Twenty years ago, following the success of California’s Compassionate Use Act, three states – Oregon, Washington, and Alaska – passed medical marijuana initiatives placed on the ballot.
This year, we could have three medical marijuana initiatives on one state’s ballot alone.
Missouri was poised to join nine other states with marijuana reform initiatives on the ballot in 2016. However, the effort put forth by the longtime marijuana activists with New Approach Missouri fell just 23 signatures short of ballot requirements.
New Approach Missouri is back and on Friday, activists dropped off scores of boxes containing over 370,000 signatures for validation. They seek to add medical marijuana to the state’s constitution and require over 168,000 valid signatures to make the ballot.
This time around, though, there are other groups trying to bring cannabis relief to sick and disabled Missourians,
Find the Cure is a group that is also proposing a constitutional amendment for medical marijuana. It is backed by Brad Bradshaw, a Democratic attorney and physician who in 2016 announced and then canceled his run for lieutenant governor. The over $1.5 million backing the group comes from Bradshaw alone.
A spokesperson for Find the Cure tells the Capital Gazette that they have verified over 300,000 signatures they turned in Friday for their initiative.
A third group, Missourians for Patient Care, is attempting to place medical marijuana on the ballot as a statute rather than an amendment. The upside is a lower signature requirement, while the downside is the freedom of the legislature to significantly modify a statute compared to an amendment.
That group also turned in signatures Friday, but I’ve found no reports yet on their signature count.
Find the Cure leads the pack when it comes to the fundraising, but has a little over $40,000 of it left. Meanwhile, New Approach Missouri has banked almost $1 million, with about $125,000 still on-hand for the campaign. About a fourth of New Approach Missouri’s donations come from Drug Policy Action, the political arm of the Drug Policy Alliance. Missourians for Patient care raised over a half-million, but has virtually none of it left.
While all three measures seek to legalize medical marijuana, there are a few differences between them all.
Since New Approach Missouri is the only one of the three to legalize the cultivation of cannabis plants by medical marijuana patients in their own homes, it is easy for me to endorse its initiative over the other two. I also prefer New Approach establishing a constitutional amendment, rather than Patient Care’s statutory language that can be amended or even reversed by the legislature.
However, there are some other considerations (detailed in the table above for Patrons of The Marijuana Agenda) that make the New Approach Missouri the superior constitutional amendment to Find the Cure’s offering, namely:
- more qualifying conditions;
- greater possession and purchase limits;
- allowing use of medical marijuana to replace opiates;
- lower patient registry costs;
- lower medical marijuana taxation;
- lower business licensing costs;
- greater number of business licenses;
- shorter residency requirements for licensing;
- greater canopy limits for commercial cultivation;
- potential for public consumption areas for patients; and
- licensure handled through existing Dept. of Health & Senior Services.

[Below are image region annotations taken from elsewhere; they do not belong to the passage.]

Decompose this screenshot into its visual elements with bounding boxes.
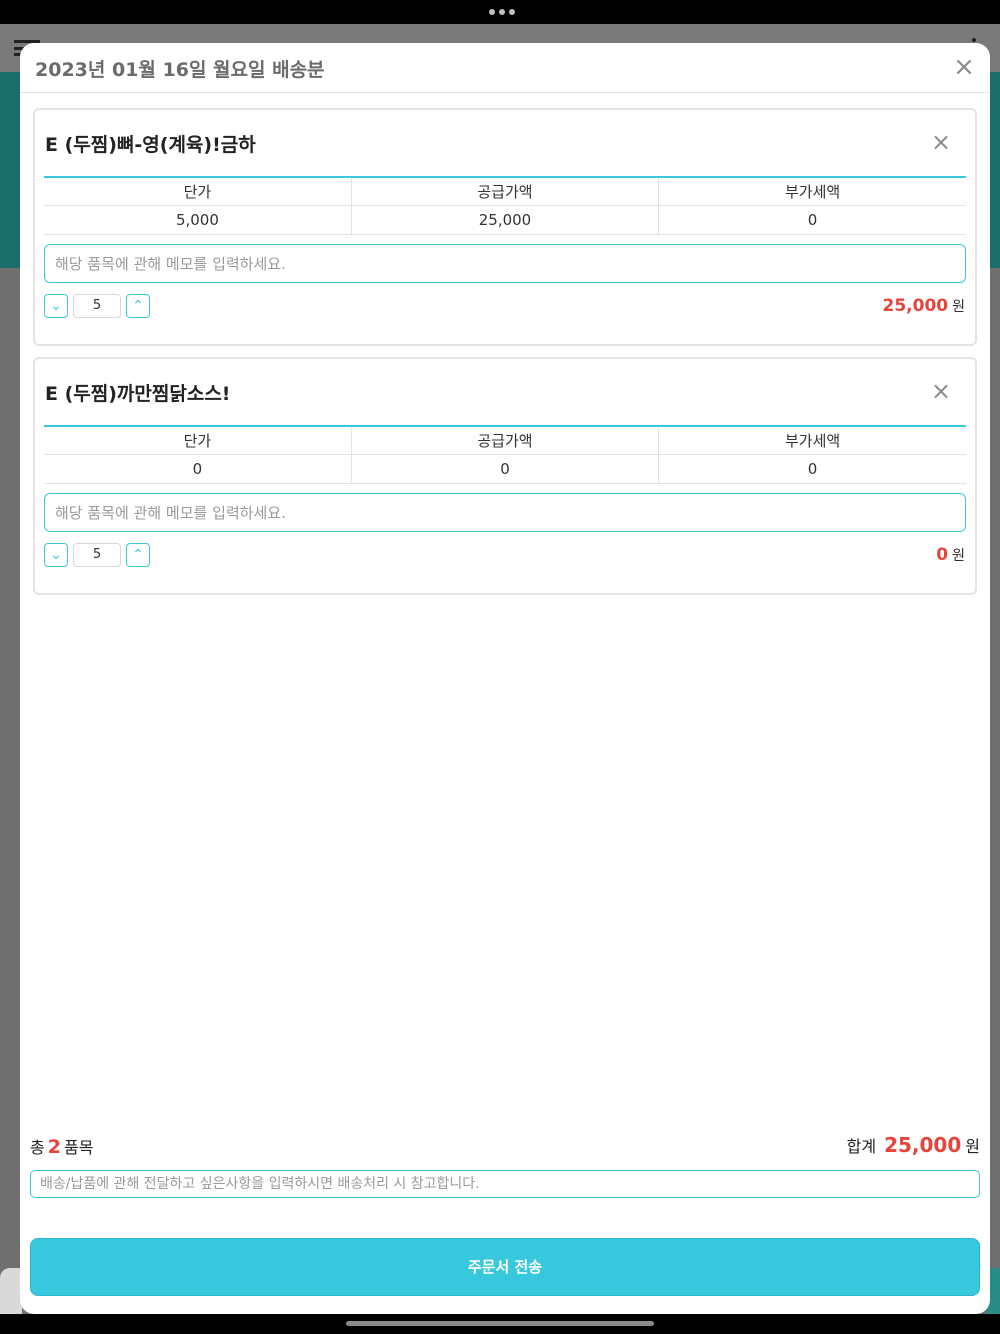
- vat-amount-header: 부가세액: [658, 426, 966, 455]
- item-memo-input[interactable]: [44, 244, 966, 283]
- supply-amount-value: 0: [351, 454, 660, 484]
- unit-price-header: 단가: [44, 426, 352, 455]
- item-total: 0원: [936, 545, 965, 565]
- remove-item-close-icon[interactable]: ×: [929, 130, 953, 154]
- vat-amount-header: 부가세액: [658, 177, 966, 206]
- order-item-card: E (두찜)까만찜닭소스! × 단가 공급가액 부가세액 0 0 0 ⌄ 5 ⌃…: [33, 357, 977, 595]
- quantity-value[interactable]: 5: [73, 543, 121, 567]
- decrease-quantity-chevron-down-icon[interactable]: ⌄: [44, 294, 68, 318]
- multitasking-dots-icon[interactable]: [489, 9, 515, 15]
- price-table-header-row: 단가 공급가액 부가세액: [44, 177, 966, 206]
- modal-header: 2023년 01월 16일 월요일 배송분 ×: [20, 43, 990, 93]
- background-tab-left: [0, 1268, 22, 1314]
- item-count-summary: 총 2 품목: [30, 1134, 93, 1158]
- more-icon: [972, 38, 976, 42]
- item-total-amount: 25,000: [882, 296, 949, 316]
- increase-quantity-chevron-up-icon[interactable]: ⌃: [126, 294, 150, 318]
- unit-price-header: 단가: [44, 177, 352, 206]
- modal-close-icon[interactable]: ×: [950, 53, 978, 81]
- item-total-amount: 0: [936, 545, 949, 565]
- submit-order-button[interactable]: 주문서 전송: [30, 1238, 980, 1296]
- price-table: 단가 공급가액 부가세액 5,000 25,000 0: [44, 176, 966, 235]
- order-item-card: E (두찜)뼈-영(계육)!금하 × 단가 공급가액 부가세액 5,000 25…: [33, 108, 977, 346]
- increase-quantity-chevron-up-icon[interactable]: ⌃: [126, 543, 150, 567]
- item-name: E (두찜)까만찜닭소스!: [45, 383, 231, 405]
- price-table: 단가 공급가액 부가세액 0 0 0: [44, 425, 966, 484]
- price-table-row: 0 0 0: [44, 454, 966, 484]
- supply-amount-header: 공급가액: [351, 426, 660, 455]
- total-prefix: 총: [30, 1138, 45, 1157]
- quantity-stepper: ⌄ 5 ⌃: [44, 294, 150, 318]
- item-total: 25,000 원: [883, 296, 966, 316]
- order-modal: 2023년 01월 16일 월요일 배송분 × E (두찜)뼈-영(계육)!금하…: [20, 43, 990, 1314]
- supply-amount-header: 공급가액: [351, 177, 660, 206]
- remove-item-close-icon[interactable]: ×: [929, 379, 953, 403]
- item-suffix: 품목: [63, 1138, 94, 1157]
- vat-amount-value: 0: [658, 205, 966, 235]
- item-name: E (두찜)뼈-영(계육)!금하: [45, 134, 256, 156]
- quantity-stepper: ⌄ 5 ⌃: [44, 543, 150, 567]
- sum-currency: 원: [965, 1137, 980, 1156]
- currency-label: 원: [952, 548, 965, 564]
- unit-price-value: 5,000: [44, 205, 352, 235]
- sum-summary: 합계 25,000 원: [847, 1133, 980, 1157]
- decrease-quantity-chevron-down-icon[interactable]: ⌄: [44, 543, 68, 567]
- unit-price-value: 0: [44, 454, 352, 484]
- modal-title: 2023년 01월 16일 월요일 배송분: [35, 59, 325, 81]
- delivery-note-input[interactable]: [30, 1170, 980, 1198]
- quantity-value[interactable]: 5: [73, 294, 121, 318]
- item-memo-input[interactable]: [44, 493, 966, 532]
- price-table-row: 5,000 25,000 0: [44, 205, 966, 235]
- supply-amount-value: 25,000: [351, 205, 660, 235]
- price-table-header-row: 단가 공급가액 부가세액: [44, 426, 966, 455]
- vat-amount-value: 0: [658, 454, 966, 484]
- sum-amount: 25,000: [884, 1133, 962, 1157]
- item-count: 2: [47, 1136, 61, 1158]
- home-indicator[interactable]: [346, 1321, 654, 1326]
- sum-label: 합계: [846, 1137, 877, 1156]
- currency-label: 원: [952, 299, 965, 315]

Furthermore, there are aspects of the Find the Cure initiative that lose my support, including:
- limiting physicians on how many medical marijuana recommendations they write;
- taxing medical marijuana by weight and by price;
- allowing localities to ban medical marijuana licensees for five years;
- banning outdoor commercial cultivation; and
- dispersing all tax revenue from medical marijuana to a newly-created biomedical research board.
Presuming they receive a majority of the vote, whichever of the two constitutional amendments with the highest vote total would become law. The statutory initiative of Missourians for Patient Care can only go into effect if it has a majority vote and the other two initiatives do not.
Further complicating the matter is the passage in the Missouri House of a medical marijuana bill that could become law prior to the November election. That bill (as it was passed in the House) would be much more restrictive than any of the three initiatives. For instance, it would only allow for smokeless forms of medical cannabis, be subject to a smaller set of qualifying conditions, and only if the patient has exhausted all other manner of treatment.
This “medicine of last resort” bill is worrisome for the effect its passage might have on the support for any of the citizen-proposed initiatives. While polls consistently show strong majority support for medical marijuana in Missouri, some fear that the margin of support could be eroded if voters feel like the legislature already solved the medical marijuana issue. The Republican-dominated Missouri Assembly may feel like undercutting medical marijuana initiative support is politically beneficial as well by dampening young and progressive voter turnout in November.
Still, no matter how you evaluate these measures, it seems one thing is for certain: Missouri will become the next medical marijuana state in America.